Stolz ist er auch auf ein besonderes Projekt: Gemeinsam mit Einheimischen in Kenia hilft er, den seit Jahrzehnten von Wasserhyazinthen überwucherten Victoriasee von der Pflanze zu befreien. Wie ein grüner Teppeich bedeckt die Schwimmpflanze Hunderte Quadratkilometer des Sees und erstickt damit die Fische. Indem sie die Wasserhyazinthen zu Papier verarbeiten, wollen Gorec und seine Mitstreiter die Umwelt entlasten. Die Idee ist naheliegend: „Voraussetzung war, dass wir in Kenia ohne Chemikalien und ohne Strom Papier herstellen können. Also mussten wir eine einfache Methode finden. Die hatten wir, da wir darauf spezialisiert sind, nach uralten Methoden japanisches Papier per Hand anzufertigen“, meint Gorec. Ein tschechischer Entwicklungshelfer hätte ihn darauf angesprochen, seit August vorigen Jahres läuft das Projekt. Derzeit, so Gorec, würde die nötige Ausrüstung für den Bau einer Papiermühle beschafft und Einwohner vor Ort angeleitet.

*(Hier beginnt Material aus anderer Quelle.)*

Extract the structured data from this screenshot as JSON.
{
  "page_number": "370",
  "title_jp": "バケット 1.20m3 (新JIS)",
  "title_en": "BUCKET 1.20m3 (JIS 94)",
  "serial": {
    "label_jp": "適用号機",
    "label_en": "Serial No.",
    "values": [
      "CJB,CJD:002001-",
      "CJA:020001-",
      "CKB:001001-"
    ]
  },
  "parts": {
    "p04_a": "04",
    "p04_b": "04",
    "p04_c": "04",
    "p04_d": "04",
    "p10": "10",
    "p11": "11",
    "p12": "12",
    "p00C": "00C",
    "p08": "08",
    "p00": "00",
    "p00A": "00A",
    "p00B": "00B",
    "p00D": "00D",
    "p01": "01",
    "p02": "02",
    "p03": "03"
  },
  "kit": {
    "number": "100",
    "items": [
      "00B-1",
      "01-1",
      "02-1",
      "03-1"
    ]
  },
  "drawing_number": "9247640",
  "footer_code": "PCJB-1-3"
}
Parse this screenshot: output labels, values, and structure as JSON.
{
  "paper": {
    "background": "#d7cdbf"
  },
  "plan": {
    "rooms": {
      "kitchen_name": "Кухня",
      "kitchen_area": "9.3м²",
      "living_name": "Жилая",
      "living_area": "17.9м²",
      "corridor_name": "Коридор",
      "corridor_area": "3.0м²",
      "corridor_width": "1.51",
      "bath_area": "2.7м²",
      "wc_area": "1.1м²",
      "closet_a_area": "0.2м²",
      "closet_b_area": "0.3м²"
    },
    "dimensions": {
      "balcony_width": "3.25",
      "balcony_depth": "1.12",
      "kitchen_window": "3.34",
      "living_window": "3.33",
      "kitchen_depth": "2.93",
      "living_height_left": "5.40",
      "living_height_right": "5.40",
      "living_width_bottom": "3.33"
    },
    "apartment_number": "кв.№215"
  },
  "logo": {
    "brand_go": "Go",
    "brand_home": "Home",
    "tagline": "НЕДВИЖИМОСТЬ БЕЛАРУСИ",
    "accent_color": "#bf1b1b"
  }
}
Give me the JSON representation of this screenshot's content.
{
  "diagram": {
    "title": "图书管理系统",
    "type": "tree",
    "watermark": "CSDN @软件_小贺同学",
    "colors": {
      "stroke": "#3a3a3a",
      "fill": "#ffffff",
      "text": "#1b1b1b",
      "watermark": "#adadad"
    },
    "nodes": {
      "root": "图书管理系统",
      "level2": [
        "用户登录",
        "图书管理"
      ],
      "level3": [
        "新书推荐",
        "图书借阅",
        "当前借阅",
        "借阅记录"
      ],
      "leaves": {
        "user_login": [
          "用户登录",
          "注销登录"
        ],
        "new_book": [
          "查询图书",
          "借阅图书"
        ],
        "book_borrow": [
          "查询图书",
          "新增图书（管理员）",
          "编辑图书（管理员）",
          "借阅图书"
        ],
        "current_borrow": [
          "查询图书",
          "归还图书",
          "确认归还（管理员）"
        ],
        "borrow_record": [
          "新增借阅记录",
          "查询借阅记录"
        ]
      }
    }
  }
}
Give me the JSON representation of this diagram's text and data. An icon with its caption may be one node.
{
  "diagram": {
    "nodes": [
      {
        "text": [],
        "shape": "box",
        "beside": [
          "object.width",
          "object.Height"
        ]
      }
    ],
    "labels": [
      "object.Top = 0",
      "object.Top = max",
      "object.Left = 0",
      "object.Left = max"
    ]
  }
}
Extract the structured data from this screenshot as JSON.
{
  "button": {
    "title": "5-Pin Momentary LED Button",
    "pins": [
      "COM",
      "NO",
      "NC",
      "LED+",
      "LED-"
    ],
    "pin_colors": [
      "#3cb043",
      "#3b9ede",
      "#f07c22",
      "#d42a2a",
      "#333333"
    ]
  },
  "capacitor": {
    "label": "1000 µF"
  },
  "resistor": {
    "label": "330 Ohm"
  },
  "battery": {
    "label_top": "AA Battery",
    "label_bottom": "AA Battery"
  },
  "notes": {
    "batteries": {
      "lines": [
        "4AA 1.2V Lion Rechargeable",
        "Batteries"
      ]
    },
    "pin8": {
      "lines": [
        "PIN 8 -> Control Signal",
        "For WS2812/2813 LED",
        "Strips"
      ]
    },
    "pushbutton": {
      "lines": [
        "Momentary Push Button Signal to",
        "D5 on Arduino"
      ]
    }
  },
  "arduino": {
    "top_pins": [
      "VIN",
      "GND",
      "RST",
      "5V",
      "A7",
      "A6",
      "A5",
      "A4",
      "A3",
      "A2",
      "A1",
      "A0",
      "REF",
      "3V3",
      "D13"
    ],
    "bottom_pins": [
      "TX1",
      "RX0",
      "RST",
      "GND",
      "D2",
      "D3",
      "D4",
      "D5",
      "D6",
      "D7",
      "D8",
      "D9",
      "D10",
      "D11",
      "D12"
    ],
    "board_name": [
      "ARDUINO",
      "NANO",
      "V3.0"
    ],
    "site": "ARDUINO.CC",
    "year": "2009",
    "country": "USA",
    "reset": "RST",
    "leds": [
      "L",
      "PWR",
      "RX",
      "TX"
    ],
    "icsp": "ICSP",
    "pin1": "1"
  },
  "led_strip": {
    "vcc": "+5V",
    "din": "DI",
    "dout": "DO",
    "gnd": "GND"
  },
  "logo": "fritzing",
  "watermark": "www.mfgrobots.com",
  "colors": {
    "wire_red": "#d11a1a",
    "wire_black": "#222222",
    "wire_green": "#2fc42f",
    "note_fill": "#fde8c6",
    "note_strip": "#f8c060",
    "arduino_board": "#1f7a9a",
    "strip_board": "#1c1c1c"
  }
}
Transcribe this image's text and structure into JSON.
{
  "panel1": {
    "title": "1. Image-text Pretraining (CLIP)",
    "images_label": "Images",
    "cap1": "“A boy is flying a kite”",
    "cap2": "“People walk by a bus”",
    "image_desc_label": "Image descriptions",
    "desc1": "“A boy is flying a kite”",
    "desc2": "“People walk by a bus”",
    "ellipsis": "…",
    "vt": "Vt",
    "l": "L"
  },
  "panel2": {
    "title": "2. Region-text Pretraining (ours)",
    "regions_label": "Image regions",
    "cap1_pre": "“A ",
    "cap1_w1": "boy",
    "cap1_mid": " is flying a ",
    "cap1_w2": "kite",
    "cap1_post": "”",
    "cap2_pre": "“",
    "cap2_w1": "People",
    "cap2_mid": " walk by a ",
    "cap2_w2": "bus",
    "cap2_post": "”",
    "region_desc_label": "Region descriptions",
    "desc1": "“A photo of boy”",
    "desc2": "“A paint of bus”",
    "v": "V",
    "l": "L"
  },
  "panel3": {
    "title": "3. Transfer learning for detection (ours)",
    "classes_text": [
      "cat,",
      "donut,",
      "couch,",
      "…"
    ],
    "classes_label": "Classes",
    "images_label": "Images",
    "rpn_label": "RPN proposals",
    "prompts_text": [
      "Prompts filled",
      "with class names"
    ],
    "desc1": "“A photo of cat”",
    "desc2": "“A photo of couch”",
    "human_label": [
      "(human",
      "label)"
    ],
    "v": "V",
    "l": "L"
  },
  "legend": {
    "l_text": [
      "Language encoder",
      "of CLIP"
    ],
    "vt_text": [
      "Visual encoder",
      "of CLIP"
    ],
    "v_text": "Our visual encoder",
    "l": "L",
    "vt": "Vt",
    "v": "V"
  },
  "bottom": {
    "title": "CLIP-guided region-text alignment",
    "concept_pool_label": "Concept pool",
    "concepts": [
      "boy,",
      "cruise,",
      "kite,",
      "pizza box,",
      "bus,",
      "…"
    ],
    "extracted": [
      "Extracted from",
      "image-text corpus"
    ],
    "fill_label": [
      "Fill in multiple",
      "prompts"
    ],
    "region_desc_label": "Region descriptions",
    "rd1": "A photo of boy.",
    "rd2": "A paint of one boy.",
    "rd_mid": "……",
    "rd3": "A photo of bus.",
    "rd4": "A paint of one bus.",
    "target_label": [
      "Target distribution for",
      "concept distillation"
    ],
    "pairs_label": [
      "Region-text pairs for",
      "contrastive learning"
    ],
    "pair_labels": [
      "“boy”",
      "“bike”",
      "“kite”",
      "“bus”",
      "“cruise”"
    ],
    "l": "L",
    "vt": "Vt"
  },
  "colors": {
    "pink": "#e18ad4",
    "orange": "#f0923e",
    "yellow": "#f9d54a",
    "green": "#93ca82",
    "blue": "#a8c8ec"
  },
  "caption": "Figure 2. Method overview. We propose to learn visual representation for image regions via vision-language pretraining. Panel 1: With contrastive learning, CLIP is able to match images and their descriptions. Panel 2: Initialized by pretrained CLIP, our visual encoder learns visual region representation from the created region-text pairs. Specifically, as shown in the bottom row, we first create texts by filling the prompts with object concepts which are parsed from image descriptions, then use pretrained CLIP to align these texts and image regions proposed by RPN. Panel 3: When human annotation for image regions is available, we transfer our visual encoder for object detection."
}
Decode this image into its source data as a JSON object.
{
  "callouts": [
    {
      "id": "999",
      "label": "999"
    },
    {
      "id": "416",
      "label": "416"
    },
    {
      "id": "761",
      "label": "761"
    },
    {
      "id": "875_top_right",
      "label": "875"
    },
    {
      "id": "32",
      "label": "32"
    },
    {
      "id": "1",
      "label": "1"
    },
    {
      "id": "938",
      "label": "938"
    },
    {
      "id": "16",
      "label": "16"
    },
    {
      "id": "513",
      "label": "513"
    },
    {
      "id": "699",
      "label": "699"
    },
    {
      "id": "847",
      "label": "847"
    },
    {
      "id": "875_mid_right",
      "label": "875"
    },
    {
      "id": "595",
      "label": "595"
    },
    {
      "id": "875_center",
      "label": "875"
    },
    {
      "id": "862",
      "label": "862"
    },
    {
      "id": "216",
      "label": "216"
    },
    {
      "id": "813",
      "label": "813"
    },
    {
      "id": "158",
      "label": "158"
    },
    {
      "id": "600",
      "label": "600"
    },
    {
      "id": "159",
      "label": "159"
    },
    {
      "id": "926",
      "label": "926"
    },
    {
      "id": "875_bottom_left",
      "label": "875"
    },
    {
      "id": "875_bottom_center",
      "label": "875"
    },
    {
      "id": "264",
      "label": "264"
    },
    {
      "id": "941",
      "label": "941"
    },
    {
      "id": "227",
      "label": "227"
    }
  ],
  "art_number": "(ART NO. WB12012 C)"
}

Informationen zu Workshops und Unterkunft unter www.rucni-papirna.cz

Die älteste Papiermanufaktur Mitteleuropas

Mehr als 51.000 Neugierige kamen im vergangenen Jahr ins nordmährische Velké Losiny, um die Papierfabrik „Ruční papírna“ zu besuchen. Ende des 16. Jahrhunderts von Johann dem Jüngeren von Žerotín gegründet, gehört die Manufaktur am Fuße des Altvatergebirges zu den ältesten Mitteleuropas. Bis heute wird hier handgeschöpftes Papier nach traditionellem Verfahren hergestellt. Seit 1987 beherbergt das Gebäude zudem ein Papiermuseum, in dem das Handwerk vorgestellt und die historische Entwicklung der Papierindustrie beleuchtet wird. Im Museum ist eine Galerie untergebracht, in der aus Papier gefertigte Exponate und andere Ausstellungsstücke aus der Region zu sehen sind. Das im 18. Jahrhundert im Spätbarock umgestaltete Fabrikgebäude wurde 2002 zum tschechischen Kulturdenkmal ernannt. Der Tourismus ist für die Manufaktur zu einem wichtigen Standbein geworden, ohne Besucher würde sie die Kosten für den laufenden Betrieb nicht ausgleichen können. Produzierte die Fabrik früher jährlich etwa acht bis zehn Tonnen handgeschöpftes Papier, ist dessen Herstellung in den letzten Jahren auf fünf bis sechs Tonnen zurückgegangen. In der Manufaktur arbeiten 25 Festangestellte, in der Sommersaison helfen 40 Mitarbeiter. Zu den wichtigsten Kunden gehören Hochschulen, Rathäuser und Behörden. „Wir verkaufen jährlich Tausende Blätter an Universitäten. Sie brauchen das Papier hauptsächlich für Diplome“, erklärt Petr Fouček, der Direktor der Manufaktur. Darüber hinaus gehören auch das Regierungsamt, verschiedene Ministerien und das tschechische Parlament zu den Abnehmern.